While at Crispin Porter Bogusky, Bogusky was the creative director behind relaunching Burger King’s King (and the viral hit “Subservient Chicken”) as well as the terrific campaign against teen drinking and drugs, and the very gimmicky magazine inserts for Mini. One of the magazines I get had a punch-out-and-assemble cardboard Mini on one page, and little punch-out traffic cones on the opposite page. Yes, I popped out both and played with them. During his tenure, CP+B became the hot, hip agency, and for good reason: their work was clever, and they delivered a lot of sales for clients. In 2009, Ad Agency named it the agency of the decade.

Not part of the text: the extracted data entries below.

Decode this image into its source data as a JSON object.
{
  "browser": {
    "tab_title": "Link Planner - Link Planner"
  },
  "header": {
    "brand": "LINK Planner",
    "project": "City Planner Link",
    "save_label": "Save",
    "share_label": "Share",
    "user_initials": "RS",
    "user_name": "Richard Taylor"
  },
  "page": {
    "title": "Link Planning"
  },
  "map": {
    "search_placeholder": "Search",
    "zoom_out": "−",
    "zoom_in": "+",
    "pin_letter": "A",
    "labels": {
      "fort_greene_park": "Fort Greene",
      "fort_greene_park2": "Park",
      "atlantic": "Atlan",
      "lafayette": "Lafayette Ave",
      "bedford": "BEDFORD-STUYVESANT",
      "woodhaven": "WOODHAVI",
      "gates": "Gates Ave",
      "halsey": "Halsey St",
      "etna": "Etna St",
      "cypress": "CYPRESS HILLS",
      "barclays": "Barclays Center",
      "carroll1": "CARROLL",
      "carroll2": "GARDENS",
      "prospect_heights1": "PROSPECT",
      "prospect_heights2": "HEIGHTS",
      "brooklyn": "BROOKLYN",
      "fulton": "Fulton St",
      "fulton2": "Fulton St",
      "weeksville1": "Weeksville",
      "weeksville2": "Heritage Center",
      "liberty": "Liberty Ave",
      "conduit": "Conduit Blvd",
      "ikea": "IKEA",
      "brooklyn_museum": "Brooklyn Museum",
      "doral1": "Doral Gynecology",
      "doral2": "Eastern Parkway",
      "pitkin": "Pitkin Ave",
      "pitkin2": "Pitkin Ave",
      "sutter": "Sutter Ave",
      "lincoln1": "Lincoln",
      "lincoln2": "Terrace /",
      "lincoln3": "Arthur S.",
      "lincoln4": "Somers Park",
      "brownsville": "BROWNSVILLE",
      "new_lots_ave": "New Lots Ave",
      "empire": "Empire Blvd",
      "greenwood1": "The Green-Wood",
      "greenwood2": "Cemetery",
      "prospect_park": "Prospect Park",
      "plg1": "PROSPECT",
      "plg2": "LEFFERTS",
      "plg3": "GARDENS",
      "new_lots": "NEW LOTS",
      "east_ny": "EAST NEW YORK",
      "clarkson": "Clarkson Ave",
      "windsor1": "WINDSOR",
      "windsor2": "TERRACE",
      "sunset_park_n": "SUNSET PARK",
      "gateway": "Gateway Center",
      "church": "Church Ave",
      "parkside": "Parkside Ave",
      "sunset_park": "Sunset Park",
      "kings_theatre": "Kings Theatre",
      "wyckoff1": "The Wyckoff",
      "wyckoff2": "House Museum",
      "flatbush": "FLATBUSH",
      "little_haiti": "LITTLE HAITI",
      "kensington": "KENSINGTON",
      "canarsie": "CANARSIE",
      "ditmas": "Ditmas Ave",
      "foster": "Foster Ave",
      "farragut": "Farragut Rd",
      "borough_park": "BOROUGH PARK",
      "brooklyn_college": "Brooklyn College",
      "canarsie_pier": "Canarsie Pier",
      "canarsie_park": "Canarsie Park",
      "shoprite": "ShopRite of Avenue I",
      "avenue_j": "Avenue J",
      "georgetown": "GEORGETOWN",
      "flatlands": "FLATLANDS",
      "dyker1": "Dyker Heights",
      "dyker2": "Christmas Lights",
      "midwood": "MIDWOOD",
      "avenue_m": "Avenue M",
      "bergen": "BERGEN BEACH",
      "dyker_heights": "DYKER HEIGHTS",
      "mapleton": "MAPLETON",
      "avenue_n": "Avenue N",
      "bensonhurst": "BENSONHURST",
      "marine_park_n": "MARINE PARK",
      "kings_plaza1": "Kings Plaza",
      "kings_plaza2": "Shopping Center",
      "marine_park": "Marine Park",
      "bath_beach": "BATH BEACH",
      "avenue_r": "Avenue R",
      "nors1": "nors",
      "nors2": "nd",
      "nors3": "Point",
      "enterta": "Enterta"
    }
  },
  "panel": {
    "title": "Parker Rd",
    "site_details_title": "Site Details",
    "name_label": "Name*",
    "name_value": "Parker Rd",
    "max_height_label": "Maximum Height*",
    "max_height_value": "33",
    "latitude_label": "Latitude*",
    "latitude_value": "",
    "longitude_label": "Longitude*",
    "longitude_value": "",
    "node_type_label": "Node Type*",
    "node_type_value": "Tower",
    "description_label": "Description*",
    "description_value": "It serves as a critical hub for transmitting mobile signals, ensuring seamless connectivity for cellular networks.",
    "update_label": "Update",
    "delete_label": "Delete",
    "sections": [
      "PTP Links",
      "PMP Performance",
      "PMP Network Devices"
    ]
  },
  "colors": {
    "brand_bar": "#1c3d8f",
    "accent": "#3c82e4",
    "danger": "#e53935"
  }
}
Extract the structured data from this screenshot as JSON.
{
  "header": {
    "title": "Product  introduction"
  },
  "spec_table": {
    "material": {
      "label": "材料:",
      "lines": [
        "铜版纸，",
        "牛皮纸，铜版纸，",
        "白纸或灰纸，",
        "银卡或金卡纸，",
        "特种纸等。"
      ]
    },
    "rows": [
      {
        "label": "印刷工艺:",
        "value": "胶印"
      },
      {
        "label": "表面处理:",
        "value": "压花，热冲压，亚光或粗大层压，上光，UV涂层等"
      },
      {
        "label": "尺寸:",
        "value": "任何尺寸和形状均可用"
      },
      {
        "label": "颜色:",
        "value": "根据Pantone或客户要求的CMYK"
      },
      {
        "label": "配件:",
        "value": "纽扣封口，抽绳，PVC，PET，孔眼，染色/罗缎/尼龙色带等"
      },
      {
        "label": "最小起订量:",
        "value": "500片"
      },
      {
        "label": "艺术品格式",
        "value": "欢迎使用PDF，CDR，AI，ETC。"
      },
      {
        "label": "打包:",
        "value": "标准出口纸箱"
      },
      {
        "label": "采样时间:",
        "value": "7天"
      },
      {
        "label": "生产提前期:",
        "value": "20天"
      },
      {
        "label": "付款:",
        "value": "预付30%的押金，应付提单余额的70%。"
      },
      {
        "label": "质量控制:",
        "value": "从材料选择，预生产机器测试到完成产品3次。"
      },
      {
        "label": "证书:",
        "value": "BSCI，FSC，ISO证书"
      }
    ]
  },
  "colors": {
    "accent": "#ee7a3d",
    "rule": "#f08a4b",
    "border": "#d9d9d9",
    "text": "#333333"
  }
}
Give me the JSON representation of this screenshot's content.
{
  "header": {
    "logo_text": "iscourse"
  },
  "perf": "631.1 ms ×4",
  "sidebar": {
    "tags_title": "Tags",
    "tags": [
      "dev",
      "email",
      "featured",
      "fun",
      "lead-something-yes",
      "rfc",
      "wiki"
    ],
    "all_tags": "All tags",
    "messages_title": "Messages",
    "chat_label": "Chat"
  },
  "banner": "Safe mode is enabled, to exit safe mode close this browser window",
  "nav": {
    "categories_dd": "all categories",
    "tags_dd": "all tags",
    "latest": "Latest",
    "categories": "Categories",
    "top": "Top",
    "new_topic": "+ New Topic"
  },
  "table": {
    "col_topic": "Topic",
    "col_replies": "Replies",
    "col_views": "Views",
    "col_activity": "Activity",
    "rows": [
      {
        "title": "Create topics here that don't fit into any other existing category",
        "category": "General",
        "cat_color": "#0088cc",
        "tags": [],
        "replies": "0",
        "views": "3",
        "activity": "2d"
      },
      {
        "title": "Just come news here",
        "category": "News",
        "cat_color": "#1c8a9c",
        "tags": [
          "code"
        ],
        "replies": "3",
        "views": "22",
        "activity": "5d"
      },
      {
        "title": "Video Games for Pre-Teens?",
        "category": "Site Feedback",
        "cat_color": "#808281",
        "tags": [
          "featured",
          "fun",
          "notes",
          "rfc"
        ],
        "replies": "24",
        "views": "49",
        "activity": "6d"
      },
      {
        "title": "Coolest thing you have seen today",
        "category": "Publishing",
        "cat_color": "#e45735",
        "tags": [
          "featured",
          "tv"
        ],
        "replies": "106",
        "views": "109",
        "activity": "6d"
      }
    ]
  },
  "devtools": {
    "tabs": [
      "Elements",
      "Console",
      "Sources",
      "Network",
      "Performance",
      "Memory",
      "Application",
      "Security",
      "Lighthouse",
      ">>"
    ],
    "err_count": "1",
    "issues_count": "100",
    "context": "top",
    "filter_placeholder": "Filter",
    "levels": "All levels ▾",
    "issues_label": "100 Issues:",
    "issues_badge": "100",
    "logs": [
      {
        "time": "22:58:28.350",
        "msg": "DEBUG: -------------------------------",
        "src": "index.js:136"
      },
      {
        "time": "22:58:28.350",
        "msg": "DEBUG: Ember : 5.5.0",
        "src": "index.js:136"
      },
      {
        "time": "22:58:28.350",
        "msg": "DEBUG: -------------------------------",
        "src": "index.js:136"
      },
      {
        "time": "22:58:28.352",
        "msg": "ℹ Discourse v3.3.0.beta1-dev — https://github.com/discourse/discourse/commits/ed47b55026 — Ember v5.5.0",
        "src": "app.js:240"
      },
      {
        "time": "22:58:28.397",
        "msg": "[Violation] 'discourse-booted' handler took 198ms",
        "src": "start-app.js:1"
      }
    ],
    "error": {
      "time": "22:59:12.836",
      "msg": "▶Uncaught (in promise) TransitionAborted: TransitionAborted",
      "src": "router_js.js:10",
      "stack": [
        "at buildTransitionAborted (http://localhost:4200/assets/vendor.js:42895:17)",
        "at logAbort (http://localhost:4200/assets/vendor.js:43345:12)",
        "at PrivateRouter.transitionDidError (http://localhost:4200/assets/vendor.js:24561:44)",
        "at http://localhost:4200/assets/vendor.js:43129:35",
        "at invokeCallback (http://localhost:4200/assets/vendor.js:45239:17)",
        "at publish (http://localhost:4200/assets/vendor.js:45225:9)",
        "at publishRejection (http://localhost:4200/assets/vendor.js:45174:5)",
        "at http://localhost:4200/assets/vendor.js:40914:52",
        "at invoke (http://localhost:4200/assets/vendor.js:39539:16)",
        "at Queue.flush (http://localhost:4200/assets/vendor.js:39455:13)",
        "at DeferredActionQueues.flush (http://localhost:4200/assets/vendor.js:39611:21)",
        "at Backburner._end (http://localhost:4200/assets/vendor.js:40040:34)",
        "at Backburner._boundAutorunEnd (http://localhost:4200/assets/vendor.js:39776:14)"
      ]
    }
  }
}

In this profile, Bogusky now makes himself out to be a man transformed. He’s left advertising and discovered soul-searching. With about $45 million now in hand, he’s hanging out all day writing or playing or doing finger paints in a cottage he calls FearLess, and handing out keycards to the cottage to other cool people he thinks can help change the world. I read all this and thought about Alfred Nobel, who suffered the accidental indignity of reading his own obituary, which condemned him for inventing dynamite; Nobel set out to redeem himself by creating the Nobel Prizes. Bogusky devoted a lot of his life to getting people to consume more from Burger King, Coke, Domino’s, Jose Cuervo, and Kraft, and now he regrets it. Because — and please don’t think I’m cynical — he can now afford it. Easily. Stylishly. It doesn’t seem that these self-doubts plagued him while he was devising those campaigns.
Evidently, I wasn’t the only one starting to wonder a thing or two about Bogusky’s transformation, because Sacks then goes and talks to a lot of Bogusky’s former employees. A far different picture emerges. What Sacks thinks she finds isn’t interesting (news alert: creative types can be narcissistic). What’s more interesting is the theory that Bogusky had manipulated Sacks into getting exactly the kind of profile he wanted — until she figured that out and turned on him for the back half of the piece. This is the biggest such reversal I’ve ever seen in a profile. It’s like the last few minutes of “The Sixth Sense,” which has you revisiting everything you just saw, but now from a completely different angle.
September 2nd, 2010 at 10:13 am
Is it just a coincidence that his photo is as “transparent” as his attempt at rebranding?
September 2nd, 2010 at 10:42 am
Ha!
The magazine is definitely making some sort of statement with that image.